Never again would Air Force have an undefeated season. Mayo would be prominent the next two seasons and would enter the East-West Shrine game at the end of his senior season. Later he'd join the Academic All-American Hall of Fame based on his athletic and academic achievements at the same time as Bill Walton. The same weekend Whitmire was leading Humboldt State University in the Liberty Bowl in Florida for the National Association of Intercollegiate Athletics title.
HSU lost that weekend by one point after Whitmire had led them to 20 straight victories in two seasons. The game was moved to Sacramento the next year and renamed the Camellia Bowl partly due to the racism the six Black players on the HSU team faced in Ft. Lauderdale when they were not allowed to access the team's hotels.
Rich Mayo graduated from the Air Force Academy and became an aviation star, as well. He led squadrons including one with George W. Bush, who he says was a great guy and lot of fun. Many of his classmates went to Vietnam and many died.
After eight years of active duty and a few more flying for the National Guard, Rich Mayo left the military and went to medical school at the University of Texas at Galveston. He worked as a psychiatric doctor in the Houston area the rest of his professional life. He still lives in Texas at the age of 83.

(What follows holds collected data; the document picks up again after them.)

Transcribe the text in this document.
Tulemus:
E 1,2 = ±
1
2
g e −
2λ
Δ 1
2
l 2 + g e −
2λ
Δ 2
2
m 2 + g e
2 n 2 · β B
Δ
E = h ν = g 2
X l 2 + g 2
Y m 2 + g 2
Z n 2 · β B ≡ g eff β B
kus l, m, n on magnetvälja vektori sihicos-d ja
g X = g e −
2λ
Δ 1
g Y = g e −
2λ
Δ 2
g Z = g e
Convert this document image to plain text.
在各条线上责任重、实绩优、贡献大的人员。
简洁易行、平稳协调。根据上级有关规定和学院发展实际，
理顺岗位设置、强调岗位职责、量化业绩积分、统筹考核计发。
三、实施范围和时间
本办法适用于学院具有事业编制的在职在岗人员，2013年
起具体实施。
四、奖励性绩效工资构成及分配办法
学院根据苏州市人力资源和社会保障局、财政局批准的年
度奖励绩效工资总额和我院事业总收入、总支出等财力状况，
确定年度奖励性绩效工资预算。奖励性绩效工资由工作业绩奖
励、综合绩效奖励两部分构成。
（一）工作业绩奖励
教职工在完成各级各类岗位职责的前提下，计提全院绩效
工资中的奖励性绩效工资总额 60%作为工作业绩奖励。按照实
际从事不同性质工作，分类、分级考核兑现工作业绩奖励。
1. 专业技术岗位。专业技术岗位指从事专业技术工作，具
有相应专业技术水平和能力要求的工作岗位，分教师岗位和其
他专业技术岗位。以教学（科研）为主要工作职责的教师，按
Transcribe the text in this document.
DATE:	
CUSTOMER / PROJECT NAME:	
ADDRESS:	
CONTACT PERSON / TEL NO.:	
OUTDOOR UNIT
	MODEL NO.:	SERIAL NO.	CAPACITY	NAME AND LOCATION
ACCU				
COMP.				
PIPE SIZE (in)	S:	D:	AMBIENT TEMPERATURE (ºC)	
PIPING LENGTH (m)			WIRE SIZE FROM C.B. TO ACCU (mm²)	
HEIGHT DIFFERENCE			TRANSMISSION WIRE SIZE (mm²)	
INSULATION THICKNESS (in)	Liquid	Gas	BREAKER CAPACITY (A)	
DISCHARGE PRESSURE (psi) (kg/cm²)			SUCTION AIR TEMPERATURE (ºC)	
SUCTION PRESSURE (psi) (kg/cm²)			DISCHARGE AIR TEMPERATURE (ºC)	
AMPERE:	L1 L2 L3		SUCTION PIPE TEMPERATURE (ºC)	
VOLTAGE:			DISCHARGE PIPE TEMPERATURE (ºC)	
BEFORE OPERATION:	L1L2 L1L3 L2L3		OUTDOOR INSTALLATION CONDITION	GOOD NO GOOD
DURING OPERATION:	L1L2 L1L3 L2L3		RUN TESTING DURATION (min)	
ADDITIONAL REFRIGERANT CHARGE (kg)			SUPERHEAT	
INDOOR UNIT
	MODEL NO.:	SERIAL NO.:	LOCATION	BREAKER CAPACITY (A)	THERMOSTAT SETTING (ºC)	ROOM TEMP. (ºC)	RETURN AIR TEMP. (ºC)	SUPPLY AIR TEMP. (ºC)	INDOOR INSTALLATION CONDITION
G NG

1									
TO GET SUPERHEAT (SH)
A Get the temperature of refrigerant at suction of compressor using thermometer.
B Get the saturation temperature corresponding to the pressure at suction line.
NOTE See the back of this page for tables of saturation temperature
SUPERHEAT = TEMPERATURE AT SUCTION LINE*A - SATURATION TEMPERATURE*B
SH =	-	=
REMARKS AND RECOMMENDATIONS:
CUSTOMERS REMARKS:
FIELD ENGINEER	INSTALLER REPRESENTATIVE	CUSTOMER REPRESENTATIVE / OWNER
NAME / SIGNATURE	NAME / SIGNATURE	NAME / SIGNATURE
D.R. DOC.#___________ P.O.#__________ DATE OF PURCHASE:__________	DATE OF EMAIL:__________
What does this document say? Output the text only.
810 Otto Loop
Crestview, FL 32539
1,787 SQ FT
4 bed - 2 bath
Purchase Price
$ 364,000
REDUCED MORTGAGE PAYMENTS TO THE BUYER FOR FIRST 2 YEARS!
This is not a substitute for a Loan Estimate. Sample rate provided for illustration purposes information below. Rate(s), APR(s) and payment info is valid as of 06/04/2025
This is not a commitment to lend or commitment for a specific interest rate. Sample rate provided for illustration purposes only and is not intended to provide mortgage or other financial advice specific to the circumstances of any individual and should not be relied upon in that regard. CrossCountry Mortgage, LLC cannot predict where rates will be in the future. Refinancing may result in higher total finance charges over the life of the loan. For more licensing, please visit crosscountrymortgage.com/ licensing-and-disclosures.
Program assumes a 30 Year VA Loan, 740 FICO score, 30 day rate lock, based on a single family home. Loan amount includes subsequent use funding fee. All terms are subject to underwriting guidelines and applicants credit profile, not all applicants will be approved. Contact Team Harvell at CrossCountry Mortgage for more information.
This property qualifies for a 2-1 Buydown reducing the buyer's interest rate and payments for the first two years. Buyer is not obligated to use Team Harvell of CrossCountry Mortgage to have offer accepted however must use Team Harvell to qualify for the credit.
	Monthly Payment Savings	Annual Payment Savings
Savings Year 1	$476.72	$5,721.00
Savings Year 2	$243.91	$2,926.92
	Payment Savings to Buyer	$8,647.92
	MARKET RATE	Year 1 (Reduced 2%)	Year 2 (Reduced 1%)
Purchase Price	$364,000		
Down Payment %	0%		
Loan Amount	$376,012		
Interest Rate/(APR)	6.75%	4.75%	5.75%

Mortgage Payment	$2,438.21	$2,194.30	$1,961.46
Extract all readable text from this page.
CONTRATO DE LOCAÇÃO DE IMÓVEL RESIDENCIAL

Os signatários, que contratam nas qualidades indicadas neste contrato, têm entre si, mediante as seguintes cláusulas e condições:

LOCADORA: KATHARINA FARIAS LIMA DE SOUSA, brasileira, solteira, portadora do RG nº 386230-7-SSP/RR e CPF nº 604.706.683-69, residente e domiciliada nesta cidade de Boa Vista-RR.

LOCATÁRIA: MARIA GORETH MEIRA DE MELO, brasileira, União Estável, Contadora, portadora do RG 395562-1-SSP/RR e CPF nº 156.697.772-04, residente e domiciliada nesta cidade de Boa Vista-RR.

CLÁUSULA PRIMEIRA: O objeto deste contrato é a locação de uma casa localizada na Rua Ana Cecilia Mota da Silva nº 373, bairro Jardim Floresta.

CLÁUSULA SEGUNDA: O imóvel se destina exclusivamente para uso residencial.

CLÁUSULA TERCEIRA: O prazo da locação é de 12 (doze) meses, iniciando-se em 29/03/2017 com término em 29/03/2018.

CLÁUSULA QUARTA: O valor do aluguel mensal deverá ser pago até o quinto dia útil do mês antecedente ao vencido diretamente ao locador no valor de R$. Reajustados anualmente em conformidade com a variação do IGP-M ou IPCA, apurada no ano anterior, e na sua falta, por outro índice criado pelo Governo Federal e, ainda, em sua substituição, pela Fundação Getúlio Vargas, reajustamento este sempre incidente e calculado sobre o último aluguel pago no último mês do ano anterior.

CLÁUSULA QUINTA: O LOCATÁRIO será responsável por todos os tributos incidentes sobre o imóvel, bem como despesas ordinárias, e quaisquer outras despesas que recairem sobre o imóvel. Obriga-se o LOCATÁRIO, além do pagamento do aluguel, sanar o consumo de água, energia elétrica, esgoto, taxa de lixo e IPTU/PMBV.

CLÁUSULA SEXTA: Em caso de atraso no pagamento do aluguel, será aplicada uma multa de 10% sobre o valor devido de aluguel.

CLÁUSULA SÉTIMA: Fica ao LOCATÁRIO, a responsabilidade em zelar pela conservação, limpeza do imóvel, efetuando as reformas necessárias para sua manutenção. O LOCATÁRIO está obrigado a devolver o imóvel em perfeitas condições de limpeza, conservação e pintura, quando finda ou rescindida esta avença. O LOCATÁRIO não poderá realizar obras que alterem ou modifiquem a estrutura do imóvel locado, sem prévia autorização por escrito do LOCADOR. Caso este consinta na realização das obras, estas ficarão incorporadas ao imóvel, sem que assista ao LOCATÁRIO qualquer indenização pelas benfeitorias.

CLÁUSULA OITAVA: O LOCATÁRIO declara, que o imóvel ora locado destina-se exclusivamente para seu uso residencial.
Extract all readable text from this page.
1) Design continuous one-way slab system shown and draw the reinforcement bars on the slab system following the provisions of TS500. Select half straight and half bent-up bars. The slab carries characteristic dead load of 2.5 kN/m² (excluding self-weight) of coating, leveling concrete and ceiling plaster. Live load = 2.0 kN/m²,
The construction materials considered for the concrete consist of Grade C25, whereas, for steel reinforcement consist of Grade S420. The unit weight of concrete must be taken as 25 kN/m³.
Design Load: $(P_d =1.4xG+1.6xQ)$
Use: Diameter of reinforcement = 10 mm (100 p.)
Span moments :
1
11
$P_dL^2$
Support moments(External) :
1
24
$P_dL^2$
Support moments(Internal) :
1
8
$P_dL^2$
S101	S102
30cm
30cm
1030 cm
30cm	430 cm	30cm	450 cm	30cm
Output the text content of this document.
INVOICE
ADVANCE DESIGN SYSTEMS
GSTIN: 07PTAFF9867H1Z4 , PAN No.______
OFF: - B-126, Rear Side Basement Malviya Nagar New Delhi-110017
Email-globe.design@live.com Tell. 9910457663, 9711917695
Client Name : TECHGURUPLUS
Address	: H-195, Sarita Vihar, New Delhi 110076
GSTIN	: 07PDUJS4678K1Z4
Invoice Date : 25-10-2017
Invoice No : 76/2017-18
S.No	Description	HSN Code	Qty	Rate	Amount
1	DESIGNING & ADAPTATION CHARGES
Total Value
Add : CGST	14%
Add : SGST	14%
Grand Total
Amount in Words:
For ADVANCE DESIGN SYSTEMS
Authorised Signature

Looking back through his life he feels fortunate for his circumstances. Like so many former athletes, he credits his coaches, in particular Coach Jay Willard. "He was the master of everything athletic. He knew so much, was fun to be around and he was oh, so fair."
Hopefully with the return of sports in the high schools, there will be other stars on the rise that can develop into prominence, but Rich Mayo should never be forgotten.
Rod Kausen (he/him) is a retired teacher and coach.